A: Well I just think that's fear driven development. I don't think that that's in fact true. I mean, I think there's just a broad generic...
S: Somebody's gonna make... look... I'll be you I don't know if it's this Chinese site, but somebody's gonna make a site. What about Japan? I'd love for all Japanese programmers to speak English really well but they don't and there's a LOT of programmers in Japan. It's probably the second or third largest market for programmers and for example we don't have a localized version of FogBugz and we sell almost nothing in Japan because we don't localize. Nothing! And it is a market that's just as big and just as important. Not quite as big, but almost as big and almost as important as the English speaking market and let's say localization adds another five or ten percent to the costs of developing your software... 20%?
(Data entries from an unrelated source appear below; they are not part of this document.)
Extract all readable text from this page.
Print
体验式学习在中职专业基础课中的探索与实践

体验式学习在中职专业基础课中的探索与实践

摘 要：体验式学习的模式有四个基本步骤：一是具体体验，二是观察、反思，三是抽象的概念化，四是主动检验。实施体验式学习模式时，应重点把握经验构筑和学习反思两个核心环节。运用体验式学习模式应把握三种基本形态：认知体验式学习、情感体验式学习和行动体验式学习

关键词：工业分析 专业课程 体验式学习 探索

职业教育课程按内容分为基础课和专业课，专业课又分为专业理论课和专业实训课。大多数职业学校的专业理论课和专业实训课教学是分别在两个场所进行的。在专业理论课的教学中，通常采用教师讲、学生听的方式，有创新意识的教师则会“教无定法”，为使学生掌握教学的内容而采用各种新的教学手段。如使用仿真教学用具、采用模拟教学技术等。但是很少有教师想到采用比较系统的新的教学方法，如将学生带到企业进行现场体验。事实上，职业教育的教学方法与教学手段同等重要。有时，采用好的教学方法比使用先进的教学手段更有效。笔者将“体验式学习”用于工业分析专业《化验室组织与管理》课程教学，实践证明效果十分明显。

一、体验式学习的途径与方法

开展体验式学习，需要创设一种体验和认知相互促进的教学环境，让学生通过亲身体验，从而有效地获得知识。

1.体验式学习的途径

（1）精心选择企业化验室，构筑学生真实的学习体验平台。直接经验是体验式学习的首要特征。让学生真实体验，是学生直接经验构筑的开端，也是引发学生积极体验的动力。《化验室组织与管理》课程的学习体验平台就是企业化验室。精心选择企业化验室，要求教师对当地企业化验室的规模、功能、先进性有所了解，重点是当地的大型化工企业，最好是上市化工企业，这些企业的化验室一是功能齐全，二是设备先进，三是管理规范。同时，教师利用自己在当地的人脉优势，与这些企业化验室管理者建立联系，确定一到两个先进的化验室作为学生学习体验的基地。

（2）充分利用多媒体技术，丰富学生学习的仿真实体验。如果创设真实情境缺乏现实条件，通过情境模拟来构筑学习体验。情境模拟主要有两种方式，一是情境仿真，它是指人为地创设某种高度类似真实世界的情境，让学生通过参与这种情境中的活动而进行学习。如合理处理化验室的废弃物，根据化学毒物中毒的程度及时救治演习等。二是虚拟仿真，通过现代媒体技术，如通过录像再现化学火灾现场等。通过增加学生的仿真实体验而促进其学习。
A: Well this is social software! How would I even know that the Japanese content was correct?
S: You don't do this, you hire people who know Japanese! Jeff! [laughing]
A: My problem is I can't control it. The content is built by those people.
A: The whole social software is a mirror of the audience thing...
A: I don't know. I just .. it's not the same thing. You're treating it like a copy of Word. "Well you just localize Word and then you sell it." What if in that culture the model doesn't work?
S: What if it does?
A: I mean it's social software. Thats the other risk there. YOu have to think about the audience.
A: And since I'm not Japanese I don't know the audience at all..
S: I would never have you do the Japanese version. The way to do the Japanese version is to find somebody who really knows the Japanese developer market and knows Japanese developer mentality and knows American developer mentality and knows how to translate these things and knows what features you might have to add and what features you might have to remove and does a really good localized version. If you look at the Japanese version of MS WOrd, it's not just a translation of the strings. There's all kinds of ability to make little greeting cards in there that are ... and they have these long snippets because there are these long formal phrases you always include in Japanese letters so Word has all these features to handle this. So you do add another small number of features which are necessary to make the product truly native.
S: Yeah, you would have to hire professionals or get local partners, but all I'm really saying here is that it is extremely common... First of all I think your logical argument that everybody should just learn English or should know English, or that first class vs. second class developers or that English as the lingua franca... that's totally true, but not really relevant because I guarantee you just walk into that bookstore... Where was I? Oh yeah, Germany, I was in Germany. There's a bookstore right by the museum in Munich... the modern art museum, like two blocks away from that, that is just a programming books bookstore. And it's like a whole...
A: I can't believe we're... these are dead tree books?
A: You're telling me the future is dead tree books?
S: All I'm telling you is if you walk into that bookstore, every book is in German, and there's no ... there might be a bookstore with programming books in Silicon Valley, but this is an entire bookstore of dead tree books that are all in German. And that means that the local audience of programmers, and they speak *beautiful* English in Germany, and they STILL prefer to read their books about programming in German.